A Poem by Naomi Wallace

I haul the split, black slabs of beef, then lay

them on a belt. It isn’t my job. The guy whose job

it is stands outside the packhouse, all day,

on strike, uptight, calls me a meat-fucking scab.

At 5 a.m., when we walk in, I look the other way.

 

I grew up in the city, never touched a cow alive.

Here I touch them in pieces. I stroke them from the inside

out, when they’re wet; it’s not right. The meat slaps me

hard when I lift it from the hooks. For balance, I lean my head

to the bone. Once I slipped on the guts, took a dive

 

with my face in it. I could swear that the bloody slab

made a sound, a sneer, like glass dragging on glass.

At 5 p.m. we go home. The man from whom I took this job

until they break the strike, he spits at me. He misses.

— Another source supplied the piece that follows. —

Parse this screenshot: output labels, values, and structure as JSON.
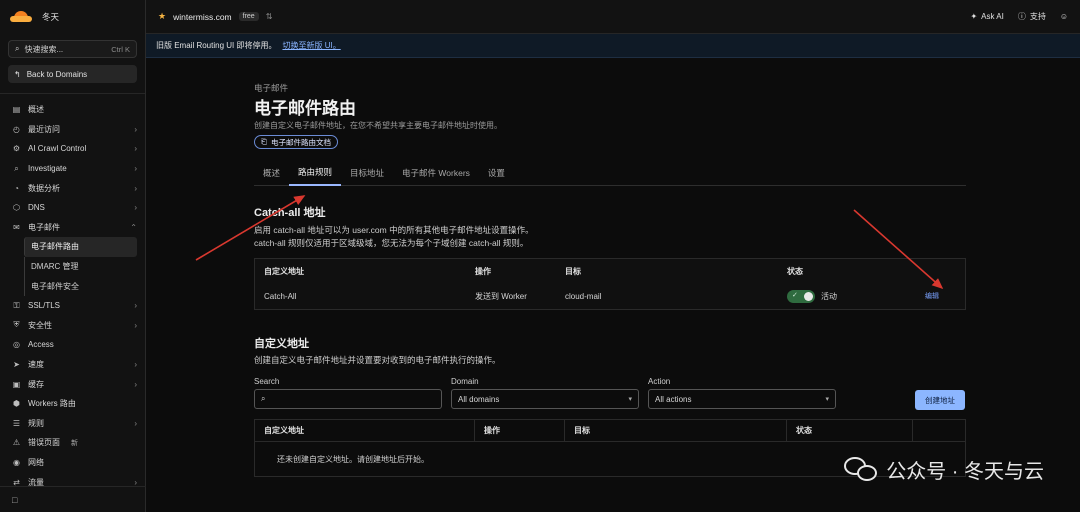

He spits again. He misses again. If I could risk this job

 

I’d ask him if he’s heard it, like I did, the meat

talking to him or when his nose is full of blood and his hair

webbed with fat, if he’s ever heard it laugh. We’re both shit

without money. The Company rolls the coin into the centre

of the strike and we have no choice but to kill for it.

 

The third time he spits I get it right on the brow.

I still won’t look him in the face. I walk through the gate.

If meat laughs, I’d like to tell him, it’s because it’s how

it’s no longer an animal, but flesh turned the wrong way,

turned inside out, as I am, as we both are now.